Orada bir tayyareye binmek istiyor, beraber gittiği komutanlardan biri elini
tutuyor, “Kemal” diyor “Bilmediğin aş karın ağrıtır, otur oturduğun yerde.”
Atatürk’ün binmek istediği tayyare düşüyor ve içindekiler ölüyor. Mesela
Atatürk bu olaydan sonra hayatı boyunca hiç tayyareye binmemiştir. Hava
Kuvvetleri’ne bu kadar önem veren adam hiç tayyareye binmemiştir. Sonra, Büyük
Taarruz başlayacak, “Halide Edip’i getirin” diyor. Batıl inanç.

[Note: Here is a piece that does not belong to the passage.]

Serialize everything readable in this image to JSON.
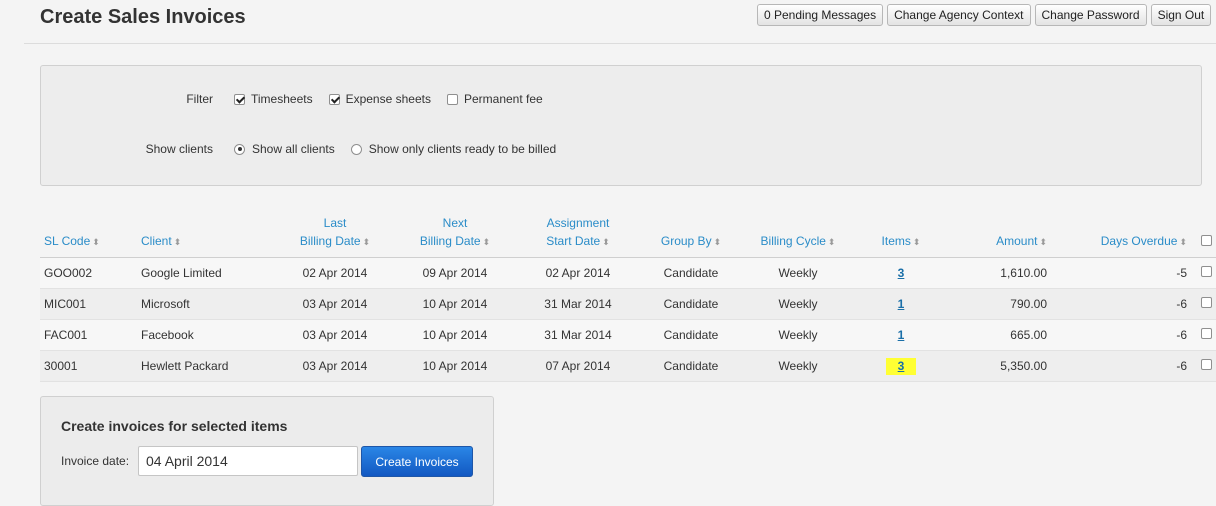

Halide olursa
garanti kazanırız harbi düşüncesinde. Sakarya’dan beri aklına işlemiş böyle bir
şeyi. Bu kadar zeki, bu kadar akılcı bir adamın da bâtıl inançları olduğunu
keşfediveriyorsun; ona yakıştıramıyorsun. Ama var işte, o da insan.
Erken ölümünün bir sebebi de yaramaz çocuk gibi
davranmasıydı. “Kaç paket sigara içiyorsunuz ekselans?” diye soran Fransız
doktora “Üç paket” diye cevap vermişti. Doktor da bunu tek pakete indirmesini
söyleyip gittikten sonra Salih Bozok, “Ama Paşam siz zaten bir paket
içiyorsunuz her gün” demekten kendini alamamıştı. Atatürk hınzır hınzır gülerek
“Enayi miyim ben Salih?” diye cevap vermişti. “Bir paket içiyorum desem, herif
üçte bir pakete indir diyecekti.” İşimiz Atatürk’ün yaptıklarını ezberlemek
değil, onun akılcılığından öğrenmek, yaramazlıklarına da gülüp geçmektir, zira
artık onları değiştirmek için çok geçtir.